Tuesday, September 21st, 2004

In Fruitful, Consuming Paranoia: A Sci-Fi Master’s Madness, Sam Munson reviews I Am Alive and You Are Dead: A Journey into the Mind of Philip K. Dick:

It’s difficult to imagine a writer who could have appreciated the adaptation of his works into a series of increasingly bad movies more than Philip K. Dick. The progression from Blade Runner through Total Recall to Paycheck has all the hallmarks of one of his stories — black irony, psychological degradation and the implication of a vast conspiracy organized to deceive and persecute one man. The young Dick would have written it as a dark comedy, the older as a bizarre Christian fable.
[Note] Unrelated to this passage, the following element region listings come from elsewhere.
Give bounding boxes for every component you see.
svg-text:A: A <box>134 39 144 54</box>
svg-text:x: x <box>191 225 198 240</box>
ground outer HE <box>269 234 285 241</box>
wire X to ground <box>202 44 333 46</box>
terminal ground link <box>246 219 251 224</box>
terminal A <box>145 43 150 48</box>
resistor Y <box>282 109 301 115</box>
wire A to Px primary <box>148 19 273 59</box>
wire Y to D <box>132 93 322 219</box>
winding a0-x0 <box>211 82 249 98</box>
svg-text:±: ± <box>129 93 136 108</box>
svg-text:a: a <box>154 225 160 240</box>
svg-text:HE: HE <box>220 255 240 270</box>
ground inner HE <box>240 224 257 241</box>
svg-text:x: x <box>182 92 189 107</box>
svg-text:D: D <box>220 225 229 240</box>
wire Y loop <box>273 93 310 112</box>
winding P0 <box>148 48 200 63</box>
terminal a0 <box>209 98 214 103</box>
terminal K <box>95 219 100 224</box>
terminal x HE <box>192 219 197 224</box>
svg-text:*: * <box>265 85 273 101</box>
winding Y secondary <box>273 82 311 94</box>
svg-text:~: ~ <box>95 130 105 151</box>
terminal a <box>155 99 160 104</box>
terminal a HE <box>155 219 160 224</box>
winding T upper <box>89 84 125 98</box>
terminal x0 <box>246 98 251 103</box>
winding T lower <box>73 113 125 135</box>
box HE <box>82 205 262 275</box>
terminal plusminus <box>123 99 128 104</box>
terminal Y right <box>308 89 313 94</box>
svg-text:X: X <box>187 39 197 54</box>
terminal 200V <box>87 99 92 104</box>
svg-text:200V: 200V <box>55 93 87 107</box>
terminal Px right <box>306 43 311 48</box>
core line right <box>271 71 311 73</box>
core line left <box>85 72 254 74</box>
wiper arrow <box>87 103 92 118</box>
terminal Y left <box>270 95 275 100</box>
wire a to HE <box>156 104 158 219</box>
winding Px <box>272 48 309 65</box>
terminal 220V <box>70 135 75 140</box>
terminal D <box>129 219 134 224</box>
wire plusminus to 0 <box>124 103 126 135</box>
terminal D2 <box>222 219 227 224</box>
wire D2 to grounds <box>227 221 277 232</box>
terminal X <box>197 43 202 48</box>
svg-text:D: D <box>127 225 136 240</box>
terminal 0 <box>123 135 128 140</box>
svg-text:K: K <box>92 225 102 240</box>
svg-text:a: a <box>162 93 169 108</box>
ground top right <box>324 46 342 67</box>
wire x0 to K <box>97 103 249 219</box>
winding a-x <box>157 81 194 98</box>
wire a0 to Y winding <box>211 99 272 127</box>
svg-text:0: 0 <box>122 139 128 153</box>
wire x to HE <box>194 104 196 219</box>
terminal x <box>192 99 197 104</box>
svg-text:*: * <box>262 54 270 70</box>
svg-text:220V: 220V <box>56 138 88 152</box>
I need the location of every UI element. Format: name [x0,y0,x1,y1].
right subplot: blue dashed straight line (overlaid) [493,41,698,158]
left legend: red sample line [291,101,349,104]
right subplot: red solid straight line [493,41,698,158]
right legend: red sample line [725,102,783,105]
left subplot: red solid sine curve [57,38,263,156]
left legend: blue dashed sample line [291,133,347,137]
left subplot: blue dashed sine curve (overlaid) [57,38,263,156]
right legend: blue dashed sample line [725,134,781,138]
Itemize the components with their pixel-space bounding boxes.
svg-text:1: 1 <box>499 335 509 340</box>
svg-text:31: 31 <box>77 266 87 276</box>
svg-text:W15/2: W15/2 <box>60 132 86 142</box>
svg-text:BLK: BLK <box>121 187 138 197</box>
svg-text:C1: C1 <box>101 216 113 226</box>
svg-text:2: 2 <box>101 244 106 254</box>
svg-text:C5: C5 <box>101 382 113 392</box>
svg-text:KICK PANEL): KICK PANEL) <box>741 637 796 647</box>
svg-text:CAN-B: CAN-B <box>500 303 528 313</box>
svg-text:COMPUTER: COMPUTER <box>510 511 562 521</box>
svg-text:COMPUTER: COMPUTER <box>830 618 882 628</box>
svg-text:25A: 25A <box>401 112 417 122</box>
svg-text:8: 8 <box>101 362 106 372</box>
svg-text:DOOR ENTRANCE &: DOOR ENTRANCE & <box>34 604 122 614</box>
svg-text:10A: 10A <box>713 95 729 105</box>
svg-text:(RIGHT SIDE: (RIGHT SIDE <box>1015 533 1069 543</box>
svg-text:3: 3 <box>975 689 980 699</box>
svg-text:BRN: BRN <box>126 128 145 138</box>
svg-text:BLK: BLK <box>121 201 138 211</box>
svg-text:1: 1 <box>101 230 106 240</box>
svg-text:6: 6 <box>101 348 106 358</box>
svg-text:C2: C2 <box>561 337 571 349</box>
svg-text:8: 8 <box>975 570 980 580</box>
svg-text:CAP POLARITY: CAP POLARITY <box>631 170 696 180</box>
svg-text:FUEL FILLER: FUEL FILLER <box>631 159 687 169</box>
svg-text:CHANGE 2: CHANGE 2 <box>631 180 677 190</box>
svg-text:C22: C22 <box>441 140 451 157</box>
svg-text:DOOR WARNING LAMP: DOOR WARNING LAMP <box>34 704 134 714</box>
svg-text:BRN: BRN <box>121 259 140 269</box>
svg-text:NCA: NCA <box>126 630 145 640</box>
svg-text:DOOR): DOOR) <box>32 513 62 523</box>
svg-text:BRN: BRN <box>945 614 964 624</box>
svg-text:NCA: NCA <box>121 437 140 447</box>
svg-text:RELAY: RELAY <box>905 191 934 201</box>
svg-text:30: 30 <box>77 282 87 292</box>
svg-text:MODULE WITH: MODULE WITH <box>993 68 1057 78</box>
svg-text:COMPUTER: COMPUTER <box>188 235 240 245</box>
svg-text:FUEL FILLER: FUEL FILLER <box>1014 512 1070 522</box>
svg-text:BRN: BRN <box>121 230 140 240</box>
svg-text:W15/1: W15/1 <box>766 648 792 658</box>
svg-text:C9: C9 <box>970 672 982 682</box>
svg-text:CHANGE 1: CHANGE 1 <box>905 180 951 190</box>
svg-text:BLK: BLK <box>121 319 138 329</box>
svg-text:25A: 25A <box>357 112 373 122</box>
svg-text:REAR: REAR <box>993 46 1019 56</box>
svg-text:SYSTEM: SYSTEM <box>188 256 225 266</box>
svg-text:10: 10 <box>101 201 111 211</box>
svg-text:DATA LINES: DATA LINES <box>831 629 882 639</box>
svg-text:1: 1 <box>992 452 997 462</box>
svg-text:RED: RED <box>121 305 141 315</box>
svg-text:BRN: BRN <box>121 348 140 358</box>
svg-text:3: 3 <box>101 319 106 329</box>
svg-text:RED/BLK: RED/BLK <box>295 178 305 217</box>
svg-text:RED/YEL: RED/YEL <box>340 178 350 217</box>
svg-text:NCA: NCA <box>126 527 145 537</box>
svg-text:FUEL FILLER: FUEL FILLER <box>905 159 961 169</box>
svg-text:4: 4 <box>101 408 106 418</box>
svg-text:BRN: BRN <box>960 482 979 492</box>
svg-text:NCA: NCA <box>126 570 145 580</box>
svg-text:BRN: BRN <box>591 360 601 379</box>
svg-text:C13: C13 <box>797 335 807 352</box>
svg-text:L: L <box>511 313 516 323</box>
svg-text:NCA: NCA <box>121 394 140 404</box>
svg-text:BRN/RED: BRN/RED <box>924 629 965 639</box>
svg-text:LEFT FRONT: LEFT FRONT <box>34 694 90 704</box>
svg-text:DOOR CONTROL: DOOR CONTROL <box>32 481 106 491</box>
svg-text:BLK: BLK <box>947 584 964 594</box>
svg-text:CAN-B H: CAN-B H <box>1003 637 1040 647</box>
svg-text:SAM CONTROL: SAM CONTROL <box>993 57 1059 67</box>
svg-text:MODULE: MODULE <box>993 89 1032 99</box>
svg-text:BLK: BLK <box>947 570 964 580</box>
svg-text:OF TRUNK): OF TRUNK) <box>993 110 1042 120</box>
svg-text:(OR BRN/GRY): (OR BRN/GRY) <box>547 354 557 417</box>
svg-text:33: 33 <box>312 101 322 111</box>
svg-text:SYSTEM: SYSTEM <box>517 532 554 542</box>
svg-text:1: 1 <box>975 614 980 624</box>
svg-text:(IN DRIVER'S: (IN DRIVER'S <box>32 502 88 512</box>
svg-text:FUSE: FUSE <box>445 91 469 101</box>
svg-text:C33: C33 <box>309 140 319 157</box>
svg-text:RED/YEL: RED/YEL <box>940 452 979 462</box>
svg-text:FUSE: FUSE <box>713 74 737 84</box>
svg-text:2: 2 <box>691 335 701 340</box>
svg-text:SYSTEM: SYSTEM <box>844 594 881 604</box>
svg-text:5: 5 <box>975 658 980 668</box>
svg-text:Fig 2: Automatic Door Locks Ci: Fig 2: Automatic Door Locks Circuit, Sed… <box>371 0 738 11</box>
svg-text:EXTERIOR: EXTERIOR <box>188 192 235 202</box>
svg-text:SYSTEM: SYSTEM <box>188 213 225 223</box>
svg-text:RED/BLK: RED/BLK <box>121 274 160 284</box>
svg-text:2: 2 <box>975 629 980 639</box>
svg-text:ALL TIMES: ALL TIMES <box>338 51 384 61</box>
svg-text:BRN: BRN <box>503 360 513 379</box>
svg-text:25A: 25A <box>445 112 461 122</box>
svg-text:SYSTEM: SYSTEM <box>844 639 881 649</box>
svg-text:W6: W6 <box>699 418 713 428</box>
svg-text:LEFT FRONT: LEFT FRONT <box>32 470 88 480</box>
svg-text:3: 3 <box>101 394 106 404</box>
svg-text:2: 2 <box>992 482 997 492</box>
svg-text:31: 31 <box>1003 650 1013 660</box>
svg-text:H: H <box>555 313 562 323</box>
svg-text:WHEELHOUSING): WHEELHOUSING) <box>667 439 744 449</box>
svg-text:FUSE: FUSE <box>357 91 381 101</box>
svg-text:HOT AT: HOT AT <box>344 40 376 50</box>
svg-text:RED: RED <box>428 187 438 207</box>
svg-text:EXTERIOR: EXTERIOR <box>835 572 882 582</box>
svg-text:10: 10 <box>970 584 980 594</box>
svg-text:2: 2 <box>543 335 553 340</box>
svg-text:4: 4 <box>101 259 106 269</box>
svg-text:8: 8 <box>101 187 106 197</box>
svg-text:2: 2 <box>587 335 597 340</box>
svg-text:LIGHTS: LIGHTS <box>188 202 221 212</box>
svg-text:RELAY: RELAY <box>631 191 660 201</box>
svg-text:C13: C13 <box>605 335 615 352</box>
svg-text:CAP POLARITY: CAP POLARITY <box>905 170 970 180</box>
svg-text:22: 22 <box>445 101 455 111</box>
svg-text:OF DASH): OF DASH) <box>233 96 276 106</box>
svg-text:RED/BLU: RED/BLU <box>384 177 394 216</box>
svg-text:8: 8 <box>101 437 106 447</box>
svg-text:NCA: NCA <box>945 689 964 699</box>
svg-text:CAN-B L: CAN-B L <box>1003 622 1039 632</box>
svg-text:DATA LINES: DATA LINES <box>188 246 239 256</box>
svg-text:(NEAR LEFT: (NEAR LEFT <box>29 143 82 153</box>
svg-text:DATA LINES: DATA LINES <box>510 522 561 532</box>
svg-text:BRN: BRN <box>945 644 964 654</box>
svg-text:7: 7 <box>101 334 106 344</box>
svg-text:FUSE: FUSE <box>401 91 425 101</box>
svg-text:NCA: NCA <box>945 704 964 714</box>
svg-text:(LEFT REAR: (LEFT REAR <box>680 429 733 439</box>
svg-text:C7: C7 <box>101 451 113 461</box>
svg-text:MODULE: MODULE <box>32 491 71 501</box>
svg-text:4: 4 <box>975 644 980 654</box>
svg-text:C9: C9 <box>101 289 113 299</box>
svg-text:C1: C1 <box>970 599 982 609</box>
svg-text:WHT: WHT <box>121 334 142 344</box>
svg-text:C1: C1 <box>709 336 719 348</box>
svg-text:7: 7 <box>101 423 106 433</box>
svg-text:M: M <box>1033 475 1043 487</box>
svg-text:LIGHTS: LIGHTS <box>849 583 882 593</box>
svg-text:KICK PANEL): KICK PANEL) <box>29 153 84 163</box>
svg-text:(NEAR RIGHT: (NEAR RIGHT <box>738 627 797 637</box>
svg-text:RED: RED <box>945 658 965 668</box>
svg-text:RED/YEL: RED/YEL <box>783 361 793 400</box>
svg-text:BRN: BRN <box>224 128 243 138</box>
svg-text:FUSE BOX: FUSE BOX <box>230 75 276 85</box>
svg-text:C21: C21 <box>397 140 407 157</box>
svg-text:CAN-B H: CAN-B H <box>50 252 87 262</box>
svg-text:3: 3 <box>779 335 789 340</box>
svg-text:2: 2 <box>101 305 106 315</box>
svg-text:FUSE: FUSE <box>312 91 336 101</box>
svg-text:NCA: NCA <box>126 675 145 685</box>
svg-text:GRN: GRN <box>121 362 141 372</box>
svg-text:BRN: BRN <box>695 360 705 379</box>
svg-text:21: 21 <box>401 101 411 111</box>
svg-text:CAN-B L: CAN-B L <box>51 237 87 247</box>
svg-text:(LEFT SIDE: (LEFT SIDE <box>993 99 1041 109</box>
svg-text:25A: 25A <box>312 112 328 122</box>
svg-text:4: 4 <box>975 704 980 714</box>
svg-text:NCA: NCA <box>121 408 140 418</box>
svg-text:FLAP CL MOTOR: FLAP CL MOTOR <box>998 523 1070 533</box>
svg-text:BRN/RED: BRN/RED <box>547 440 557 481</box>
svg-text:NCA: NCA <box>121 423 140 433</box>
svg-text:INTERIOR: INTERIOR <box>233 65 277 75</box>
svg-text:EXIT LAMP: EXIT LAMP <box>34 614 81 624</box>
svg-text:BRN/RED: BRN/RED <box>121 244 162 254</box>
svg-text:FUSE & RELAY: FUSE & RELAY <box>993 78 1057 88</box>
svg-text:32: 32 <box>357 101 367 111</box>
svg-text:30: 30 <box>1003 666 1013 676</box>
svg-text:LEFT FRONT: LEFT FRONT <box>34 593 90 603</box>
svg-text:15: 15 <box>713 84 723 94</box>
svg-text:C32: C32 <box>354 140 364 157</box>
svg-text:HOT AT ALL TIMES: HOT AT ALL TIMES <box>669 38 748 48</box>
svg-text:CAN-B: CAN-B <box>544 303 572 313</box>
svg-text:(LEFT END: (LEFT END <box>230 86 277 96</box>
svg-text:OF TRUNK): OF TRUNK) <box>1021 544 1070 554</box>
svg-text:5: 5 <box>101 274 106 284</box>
Dick’s journey from neurotic bohemian to full-blown religious psychotic is as fascinating a tale as anything he ever wrote. And it has fallen into capable hands in Emmanuel Carrère’s I Am Alive and You Are Dead.

Philip K. Dick was never particularly sane:

He was born in Chicago in 1928. After his parents’ divorce, his mother Dorothy took him first to Washington, D.C., and then to Berkeley, Calif. Philip was a withdrawn and sensitive child, subjected to both Freudian and Jungian therapy by the time he was 15. His anxious, self-dramatizing mother lived, in Mr. Carrère’s phrase, in a state of excited “bovarysme.” It’s not surprising, given these circumstances, that Dick turned toward literature, and particularly toward the fantastic and grotesque.

In his early 20′s, after an adolescence colored by his mother’s subtle domination and his fears of latent homosexuality, he published his first science-fiction story and decided he’d found his vocation. From his beginnings as an unknown and frustrated writer of science fiction, he became a theological guru and existential mascot to the burgeoning counterculture, a highly respected author in a small but explosively broadening field; he finished as a prematurely aged, functional-but-insane casualty of LSD and scores of other drugs, writing an interminable religious text called the Exegesis. He died in 1982, after achieving his first substantial material success with the sale of the movie rights to Do Androids Dream of Electric Sheep?, the novel that would become Blade Runner.

In the last decade of his life, Philip K. Dick “came to the conclusion that reality as we know it is an illusion used by the Roman Empire to numb the minds of Christians.” Riiiiggghhhht.